Winter Storms & Home Oxygen
Winter is well on its way and that means winter storms are too! For many of us, being storm ready consists of having extra water and food on hand, gassing up our snowblowers and ensuring we have batteries and a flashlight in case of a power outage. For home oxygen users who rely on oxygen as a lifeline, impending storms can sometimes feel a little daunting.
Karen Hamilton McNutt RRT and Medical Services Manager with Family 1st Medical for over 25 years says,
“If you are properly prepared and know what to expect you can feel confident about dealing with storm situations.”
In an effort to provide peace of mind and help clients properly prepare she answers some of the most common questions and concerns that arise when a winter storm is headed our way.
How does Family 1st Medical help to protect its home oxygen clients in the event of a winter power outage?
KHM: Each of our home oxygen clients is provided with an emergency backup system based on their oxygen requirements, location and individual situation. Most clients have 8 to 14 hours of emergency oxygen.

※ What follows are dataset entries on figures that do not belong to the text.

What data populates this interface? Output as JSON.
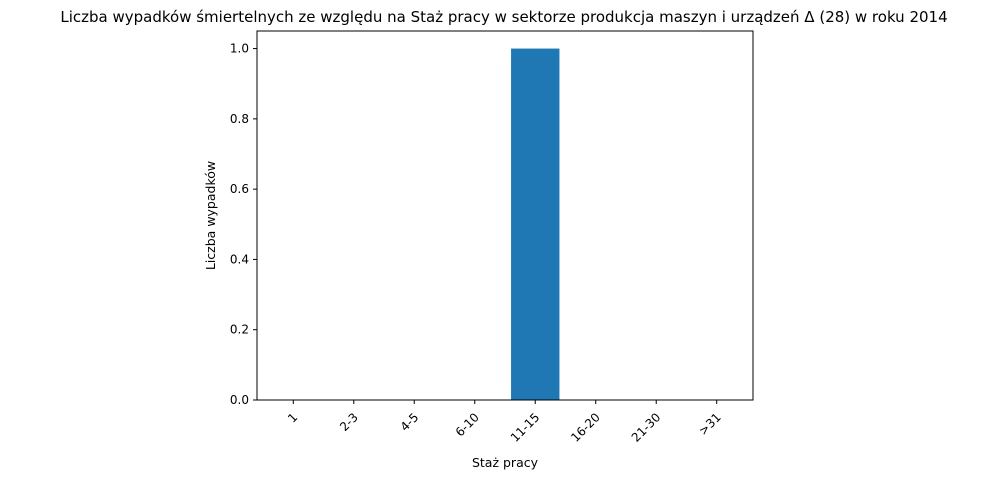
{
  "chart_data": {
    "type": "bar",
    "title": "Liczba wypadków śmiertelnych ze względu na Staż pracy w sektorze produkcja maszyn i urządzeń Δ (28) w roku 2014",
    "xlabel": "Staż pracy",
    "ylabel": "Liczba wypadków",
    "categories": [
      "1",
      "2-3",
      "4-5",
      "6-10",
      "11-15",
      "16-20",
      "21-30",
      ">31"
    ],
    "values": [
      0,
      0,
      0,
      0,
      1,
      0,
      0,
      0
    ],
    "ylim": [
      0,
      1.05
    ],
    "yticks": [
      "0.0",
      "0.2",
      "0.4",
      "0.6",
      "0.8",
      "1.0"
    ],
    "bar_color": "#1f77b4",
    "grid": false,
    "legend": "none"
  }
}
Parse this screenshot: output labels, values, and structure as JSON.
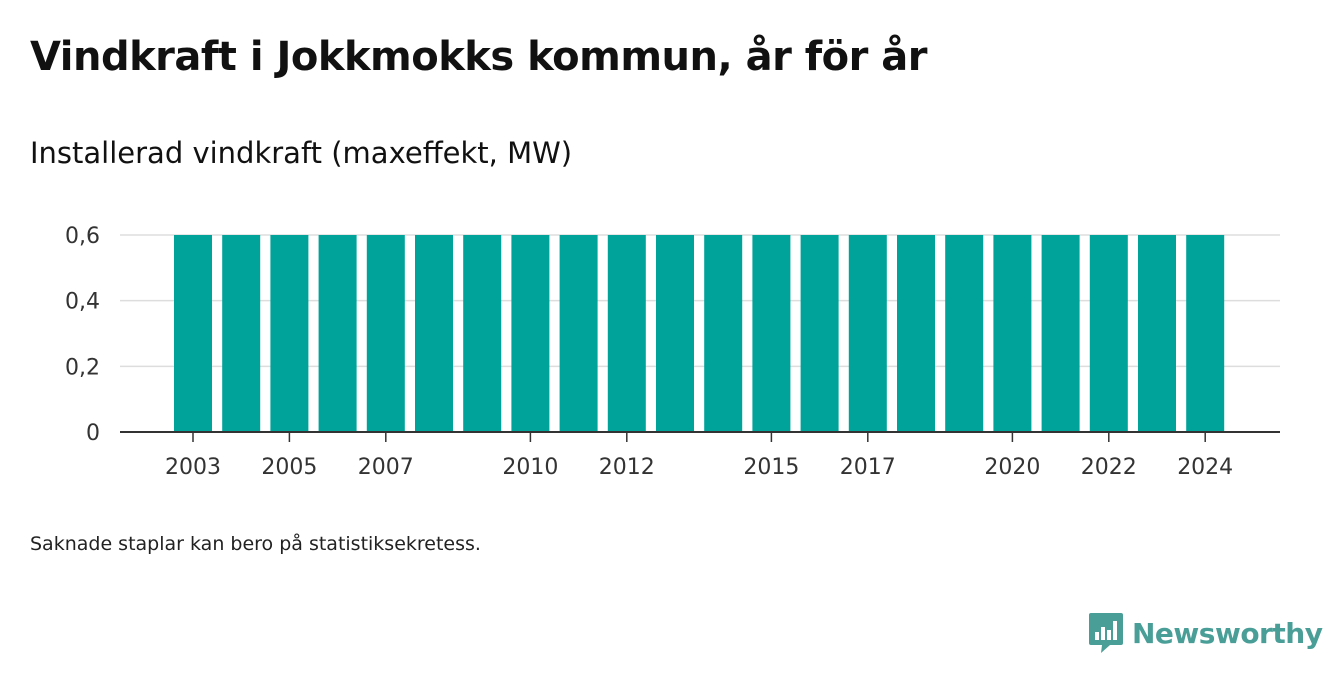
{
  "title": "Vindkraft i Jokkmokks kommun, år för år",
  "subtitle": "Installerad vindkraft (maxeffekt, MW)",
  "footnote": "Saknade staplar kan bero på statistiksekretess.",
  "brand": {
    "name": "Newsworthy",
    "icon": "newsworthy-logo-icon",
    "color": "#4a9e98"
  },
  "chart_data": {
    "type": "bar",
    "categories": [
      "2003",
      "2004",
      "2005",
      "2006",
      "2007",
      "2008",
      "2009",
      "2010",
      "2011",
      "2012",
      "2013",
      "2014",
      "2015",
      "2016",
      "2017",
      "2018",
      "2019",
      "2020",
      "2021",
      "2022",
      "2023",
      "2024"
    ],
    "values": [
      0.6,
      0.6,
      0.6,
      0.6,
      0.6,
      0.6,
      0.6,
      0.6,
      0.6,
      0.6,
      0.6,
      0.6,
      0.6,
      0.6,
      0.6,
      0.6,
      0.6,
      0.6,
      0.6,
      0.6,
      0.6,
      0.6
    ],
    "visible_x_ticks": [
      "2003",
      "2005",
      "2007",
      "2010",
      "2012",
      "2015",
      "2017",
      "2020",
      "2022",
      "2024"
    ],
    "y_ticks": [
      0,
      0.2,
      0.4,
      0.6
    ],
    "y_tick_labels": [
      "0",
      "0,2",
      "0,4",
      "0,6"
    ],
    "ylim": [
      0,
      0.6
    ],
    "bar_color": "#00a39a",
    "grid": true,
    "legend": "none"
  }
}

What preparations are made at Family 1st Medical when storms and outages are in the forecast?
KHM: Family 1st has a 24-hour, 7 days a week oxygen equipment support line and providing this service during a winter storm is no exception. When we know a storm is on its way, we prepare additional teams of on-call staff throughout the province who are able to answer calls or deliver backup oxygen cylinders. Personally, I take on a coordination role, fielding incoming calls from clients as well as staff who are on the road making deliveries of replacement backup cylinders.

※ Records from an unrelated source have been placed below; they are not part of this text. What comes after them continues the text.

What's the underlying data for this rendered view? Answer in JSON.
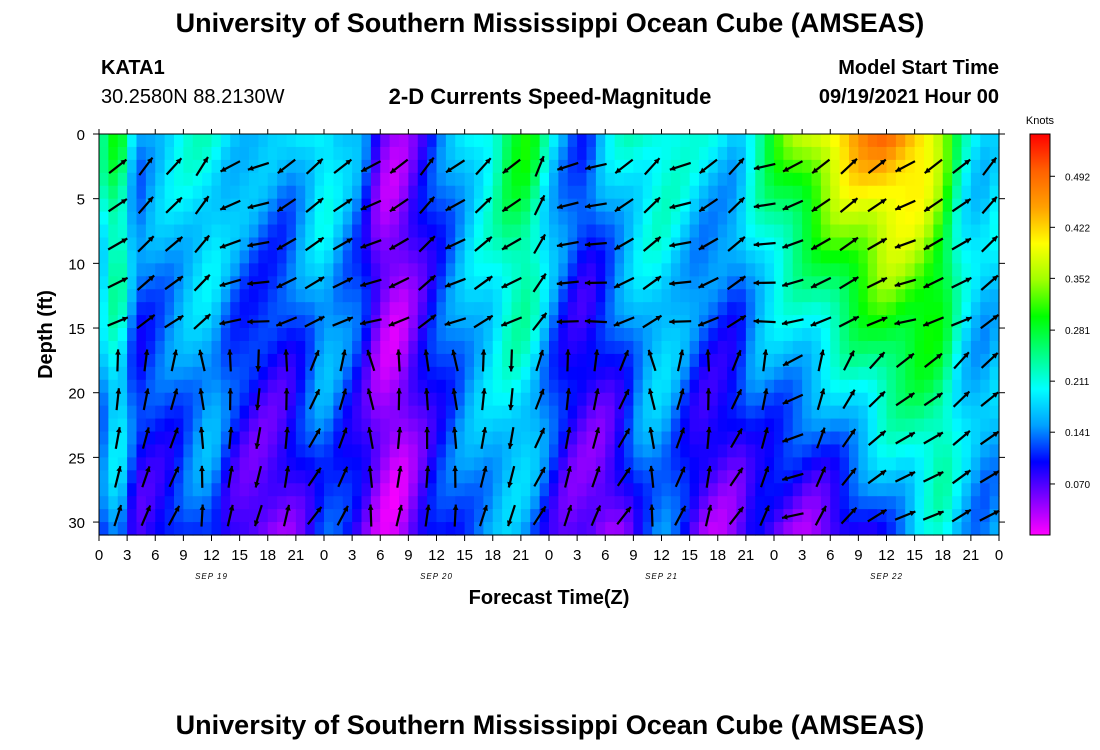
{
  "page": {
    "top_title": "University of Southern Mississippi Ocean Cube (AMSEAS)",
    "bottom_title": "University of Southern Mississippi Ocean Cube (AMSEAS)",
    "station": "KATA1",
    "coords": "30.2580N  88.2130W",
    "plot_title": "2-D Currents Speed-Magnitude",
    "model_start_label": "Model Start Time",
    "model_start_value": "09/19/2021 Hour 00"
  },
  "colors": {
    "scale": [
      "#ff00ff",
      "#8000ff",
      "#0000ff",
      "#00a0ff",
      "#00ffff",
      "#00ff80",
      "#00ff00",
      "#a0ff00",
      "#ffff00",
      "#ffa000",
      "#ff6000",
      "#ff0000"
    ],
    "arrow": "#000000"
  },
  "chart_data": {
    "type": "heatmap",
    "xlabel": "Forecast Time(Z)",
    "ylabel": "Depth (ft)",
    "colorbar_label": "Knots",
    "colorbar_ticks": [
      "0.492",
      "0.422",
      "0.352",
      "0.281",
      "0.211",
      "0.141",
      "0.070"
    ],
    "colorbar_range": [
      0.0,
      0.55
    ],
    "xlim": [
      0,
      96
    ],
    "ylim": [
      0,
      31
    ],
    "y_ticks": [
      0,
      5,
      10,
      15,
      20,
      25,
      30
    ],
    "y_reversed": true,
    "x_ticks": [
      "0",
      "3",
      "6",
      "9",
      "12",
      "15",
      "18",
      "21",
      "0",
      "3",
      "6",
      "9",
      "12",
      "15",
      "18",
      "21",
      "0",
      "3",
      "6",
      "9",
      "12",
      "15",
      "18",
      "21",
      "0",
      "3",
      "6",
      "9",
      "12",
      "15",
      "18",
      "21",
      "0"
    ],
    "day_labels": [
      {
        "label": "SEP 19",
        "hour": 12
      },
      {
        "label": "SEP 20",
        "hour": 36
      },
      {
        "label": "SEP 21",
        "hour": 60
      },
      {
        "label": "SEP 22",
        "hour": 84
      }
    ],
    "speed_profile": {
      "hours": [
        0,
        2,
        4,
        6,
        8,
        10,
        12,
        14,
        16,
        18,
        20,
        22,
        24,
        26,
        28,
        30,
        32,
        34,
        36,
        38,
        40,
        42,
        44,
        46,
        48,
        50,
        52,
        54,
        56,
        58,
        60,
        62,
        64,
        66,
        68,
        70,
        72,
        74,
        76,
        78,
        80,
        82,
        84,
        86,
        88,
        90,
        92,
        94,
        96
      ],
      "surface": [
        0.22,
        0.3,
        0.15,
        0.18,
        0.2,
        0.21,
        0.21,
        0.19,
        0.18,
        0.17,
        0.16,
        0.19,
        0.22,
        0.18,
        0.15,
        0.05,
        0.04,
        0.08,
        0.12,
        0.16,
        0.2,
        0.23,
        0.29,
        0.3,
        0.2,
        0.15,
        0.12,
        0.18,
        0.21,
        0.22,
        0.23,
        0.22,
        0.2,
        0.19,
        0.18,
        0.24,
        0.3,
        0.34,
        0.38,
        0.42,
        0.45,
        0.47,
        0.49,
        0.47,
        0.43,
        0.35,
        0.22,
        0.18,
        0.2
      ],
      "bottom": [
        0.1,
        0.17,
        0.08,
        0.08,
        0.09,
        0.12,
        0.14,
        0.08,
        0.05,
        0.04,
        0.05,
        0.08,
        0.12,
        0.1,
        0.07,
        0.03,
        0.02,
        0.06,
        0.1,
        0.12,
        0.14,
        0.15,
        0.16,
        0.14,
        0.1,
        0.06,
        0.05,
        0.03,
        0.06,
        0.12,
        0.14,
        0.1,
        0.05,
        0.04,
        0.05,
        0.08,
        0.06,
        0.05,
        0.04,
        0.05,
        0.07,
        0.09,
        0.12,
        0.14,
        0.18,
        0.21,
        0.17,
        0.14,
        0.15
      ]
    },
    "vector_rows_depth_ft": [
      2.5,
      5.5,
      8.5,
      11.5,
      14.5,
      17.5,
      20.5,
      23.5,
      26.5,
      29.5
    ],
    "vector_columns_hours": [
      2,
      5,
      8,
      11,
      14,
      17,
      20,
      23,
      26,
      29,
      32,
      35,
      38,
      41,
      44,
      47,
      50,
      53,
      56,
      59,
      62,
      65,
      68,
      71,
      74,
      77,
      80,
      83,
      86,
      89,
      92,
      95
    ],
    "vector_directions_deg": {
      "shallow": [
        -30,
        -45,
        -40,
        -50,
        160,
        170,
        150,
        -35,
        -30,
        160,
        150,
        -45,
        155,
        -40,
        150,
        -60,
        170,
        175,
        150,
        -40,
        170,
        150,
        -40,
        175,
        160,
        150,
        -35,
        -30,
        160,
        150,
        -30,
        -45
      ],
      "deep": [
        -80,
        -75,
        -70,
        -95,
        -85,
        100,
        -85,
        -60,
        -70,
        -100,
        -85,
        -90,
        -95,
        -80,
        100,
        -65,
        -80,
        -75,
        -60,
        -100,
        -70,
        -85,
        -60,
        -75,
        160,
        -70,
        -55,
        -40,
        -30,
        -30,
        -40,
        -35
      ]
    },
    "legend_position": "right"
  }
}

How can home oxygen users prepare for a winter storm or power outage?
KHM: The best thing they can do is ensure their emergency backup cylinder is easily accessible; they should have a flashlight handy as well. We also encourage clients to keep us informed about their power situation: although we monitor Nova Scotia Power outage reports during storms, we still depend on clients to notify us as soon as their power goes out. Of course, we also recommend having a family member, neighbour, or friend check in with them in storm situations.
In addition, many people don’t realize that when the power goes out their oxygen concentrator can be plugged into an outlet that is being powered by a backup generator. If you need help setting up your generator outside or running it, it’s a good idea to identify someone who can assist you before a storm arrives. If you don’t have a generator yourself but your neighbour or family member does, consider making a plan to go stay with them if a disruption in power occurs.

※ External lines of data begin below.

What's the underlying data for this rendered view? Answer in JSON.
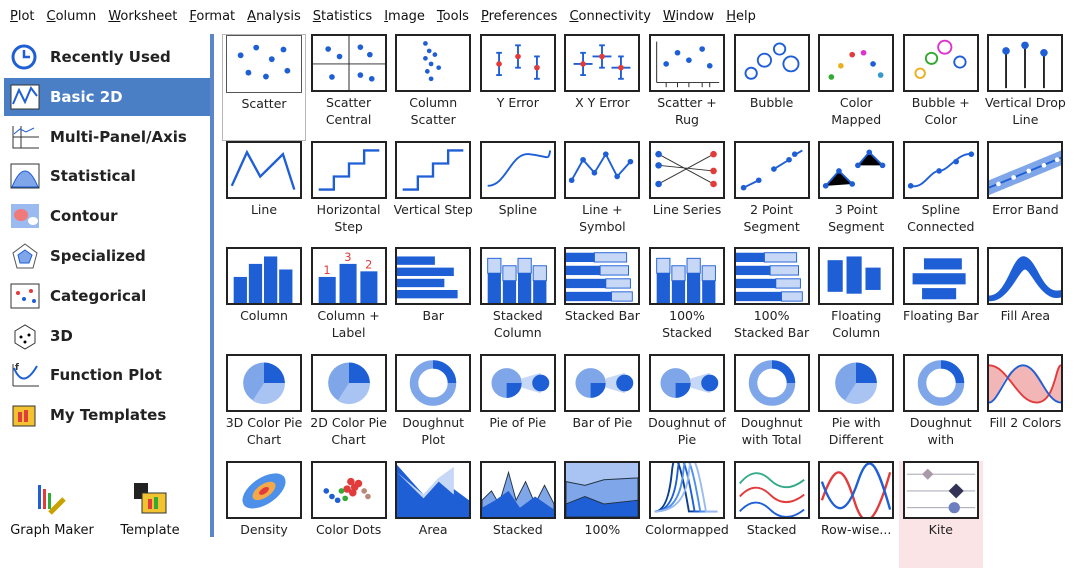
{
  "menu": [
    "Plot",
    "Column",
    "Worksheet",
    "Format",
    "Analysis",
    "Statistics",
    "Image",
    "Tools",
    "Preferences",
    "Connectivity",
    "Window",
    "Help"
  ],
  "sidebar": {
    "items": [
      {
        "label": "Recently Used",
        "icon": "clock-icon"
      },
      {
        "label": "Basic 2D",
        "icon": "line-chart-icon",
        "selected": true
      },
      {
        "label": "Multi-Panel/Axis",
        "icon": "multi-panel-icon"
      },
      {
        "label": "Statistical",
        "icon": "distribution-icon"
      },
      {
        "label": "Contour",
        "icon": "contour-icon"
      },
      {
        "label": "Specialized",
        "icon": "polar-icon"
      },
      {
        "label": "Categorical",
        "icon": "categorical-icon"
      },
      {
        "label": "3D",
        "icon": "cube-icon"
      },
      {
        "label": "Function Plot",
        "icon": "function-icon"
      },
      {
        "label": "My Templates",
        "icon": "templates-icon"
      }
    ],
    "bottom": [
      {
        "label": "Graph Maker",
        "icon": "graph-maker-icon"
      },
      {
        "label": "Template",
        "icon": "template-icon"
      }
    ]
  },
  "tiles": [
    [
      {
        "label": "Scatter",
        "kind": "scatter",
        "selected": true
      },
      {
        "label": "Scatter Central",
        "kind": "scentral"
      },
      {
        "label": "Column Scatter",
        "kind": "colscatter"
      },
      {
        "label": "Y Error",
        "kind": "yerr"
      },
      {
        "label": "X Y Error",
        "kind": "xyerr"
      },
      {
        "label": "Scatter + Rug",
        "kind": "rug"
      },
      {
        "label": "Bubble",
        "kind": "bubble"
      },
      {
        "label": "Color Mapped",
        "kind": "colormapped"
      },
      {
        "label": "Bubble + Color",
        "kind": "bubblecolor"
      },
      {
        "label": "Vertical Drop Line",
        "kind": "drop"
      }
    ],
    [
      {
        "label": "Line",
        "kind": "line"
      },
      {
        "label": "Horizontal Step",
        "kind": "step"
      },
      {
        "label": "Vertical Step",
        "kind": "step"
      },
      {
        "label": "Spline",
        "kind": "spline"
      },
      {
        "label": "Line + Symbol",
        "kind": "linesym"
      },
      {
        "label": "Line Series",
        "kind": "lineseries"
      },
      {
        "label": "2 Point Segment",
        "kind": "seg2"
      },
      {
        "label": "3 Point Segment",
        "kind": "seg3"
      },
      {
        "label": "Spline Connected",
        "kind": "splinecon"
      },
      {
        "label": "Error Band",
        "kind": "band"
      }
    ],
    [
      {
        "label": "Column",
        "kind": "column"
      },
      {
        "label": "Column + Label",
        "kind": "collabel"
      },
      {
        "label": "Bar",
        "kind": "bar"
      },
      {
        "label": "Stacked Column",
        "kind": "stackcol"
      },
      {
        "label": "Stacked Bar",
        "kind": "stackbar"
      },
      {
        "label": "100% Stacked",
        "kind": "stackcol"
      },
      {
        "label": "100% Stacked Bar",
        "kind": "stackbar"
      },
      {
        "label": "Floating Column",
        "kind": "floatcol"
      },
      {
        "label": "Floating Bar",
        "kind": "floatbar"
      },
      {
        "label": "Fill Area",
        "kind": "fillarea"
      }
    ],
    [
      {
        "label": "3D Color Pie Chart",
        "kind": "pie3d"
      },
      {
        "label": "2D Color Pie Chart",
        "kind": "pie"
      },
      {
        "label": "Doughnut Plot",
        "kind": "doughnut"
      },
      {
        "label": "Pie of Pie",
        "kind": "pieofpie"
      },
      {
        "label": "Bar of Pie",
        "kind": "pieofpie"
      },
      {
        "label": "Doughnut of Pie",
        "kind": "pieofpie"
      },
      {
        "label": "Doughnut with Total",
        "kind": "doughnut"
      },
      {
        "label": "Pie with Different",
        "kind": "pie"
      },
      {
        "label": "Doughnut with",
        "kind": "doughnut"
      },
      {
        "label": "Fill 2 Colors",
        "kind": "fill2"
      }
    ],
    [
      {
        "label": "Density",
        "kind": "density"
      },
      {
        "label": "Color Dots",
        "kind": "colordots"
      },
      {
        "label": "Area",
        "kind": "area"
      },
      {
        "label": "Stacked",
        "kind": "stackarea"
      },
      {
        "label": "100%",
        "kind": "area100"
      },
      {
        "label": "Colormapped",
        "kind": "colormappedline"
      },
      {
        "label": "Stacked",
        "kind": "stackedlines"
      },
      {
        "label": "Row-wise...",
        "kind": "rowwise"
      },
      {
        "label": "Kite",
        "kind": "kite",
        "highlight": true
      }
    ]
  ],
  "colors": {
    "accent": "#4a7fc6",
    "blue": "#1f5fd6",
    "red": "#e23b3b"
  }
}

What additional words of advice would you give to a home oxygen client who is anxious about impending winter storms?
KHM: If you need to call us, please don’t hesitate. Nova Scotian’s are very polite and often don’t want to call us during the overnight hours. But with home oxygen, time is of the essence. I would much rather somebody call at 2:00am letting me know they’ve lost power and that they’re using their back-up oxygen cylinder, than a panicked call the next morning telling me they’ve been using their back-up all night and it’s almost empty.